Lyotard's term for a dispute resulting from the fact that one party cannot voice her complaints (or points) because the other insists on speaking within a different language game or genre of discourse.

After a scene of William Wyler's film The Collector (1965) written by Stanley Mann and John Kohn.

Performers: Sophie Whettnall and Manuel Saiz

With the help of Diana Baldon, Lucas Bambozzi, Jorge Bravo, Marko Daniel, Jonathan Kemp, Masami Kikuchi, Siew-wai Kok, Sophia Lycouris, Sakiko Nishihara, Hiraki Sawa, Serguei Schmat, Julia Sjödin and Toru Souma.

Background information

One side's legitimacy does not imply the other's lack of legitimacy. However, applying a single rule of judgment to both in order to settle their differend as though it were merely a litigation would wrong (at least) one of them (and both of them if neither side admits this rule). Jean François Lyotard

The starting point of the work is a scene of William Wyler's The Collector, in which the two main characters argue about a Picasso painting. This scene has been reshoot in 11 versions that correspond each to a different language.

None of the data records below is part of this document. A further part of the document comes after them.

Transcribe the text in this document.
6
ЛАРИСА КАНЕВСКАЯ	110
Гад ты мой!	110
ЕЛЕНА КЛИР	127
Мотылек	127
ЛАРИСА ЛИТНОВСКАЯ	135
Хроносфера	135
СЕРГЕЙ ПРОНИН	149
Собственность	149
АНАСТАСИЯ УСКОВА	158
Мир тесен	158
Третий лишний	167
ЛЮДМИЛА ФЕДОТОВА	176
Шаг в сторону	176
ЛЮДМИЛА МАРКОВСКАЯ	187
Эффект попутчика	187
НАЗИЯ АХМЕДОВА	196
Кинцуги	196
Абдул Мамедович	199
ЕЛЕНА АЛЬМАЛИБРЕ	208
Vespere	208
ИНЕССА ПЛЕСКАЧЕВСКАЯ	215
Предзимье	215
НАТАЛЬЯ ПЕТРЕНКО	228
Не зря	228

To shoot versions in several languages was a common practice in the beginning of sound cinema, when dubbing techniques were not yet developed enough. It was frequent to swap actors in the same sets to shoot the international versions of the film. But sometimes also happens that the same actors were forced to play every version of the film: famous actors were required at all times in the screen because the pressure exerted by the early stars system. That was the case of Stan Laurel and Oliver Hardy, which used to learn by heart the Spanish, Italian, German and French dialogues. Then they delivered it during the shoot with a very characteristic accent that was related, for the audiences of those versions, to what makes them funny.

The Collector is a film about the contact between two spheres of thinking completely separated of the other, the one of an artists and this of her kidnapper. All attempts to create a common space of communication fail. Performers are heterogeneous even to their own words.

 

Dialogue

Freddie

That's a good painting. Isn't it?

Miranda

Yes... Yes, it is a Picasso

 

 

Freddie

People don't like that

 

 

 

Miranda

Well, of course they don't. He is not trying to draw a face as it is. He is trying to express the faces as he sees it and feels it.

 

 

 

Freddie

Because he sees it that way that makes it good

Miranda

But it is not a photograph

Freddie

What is wrong with photographs?

Miranda

Nothing wrong with photographs

Freddie

Photographs don't lie

Miranda

Neither does this. It's a face from all different angles. It's a character behind the face.

 

 

 

Freddie

It's just a joke. That's all it is. It's just a bad joke

 

 

 

 

Miranda

Just because you can't grasp it right away

 

 

 

 

Freddie

Well, how do I grasp it?

 

 

 

 

(Silence)

 

 

 

 

Freddie

I will tell you something about this. It doesn't mean anything. Not just to me, to anybody else. You just say it does because some professor somewhere told you it did. It makes you so superior. You and all your friends. I don't think one in a million decent ordinary people would say that this is any good. It is rubbish, rubbish, that's all it is.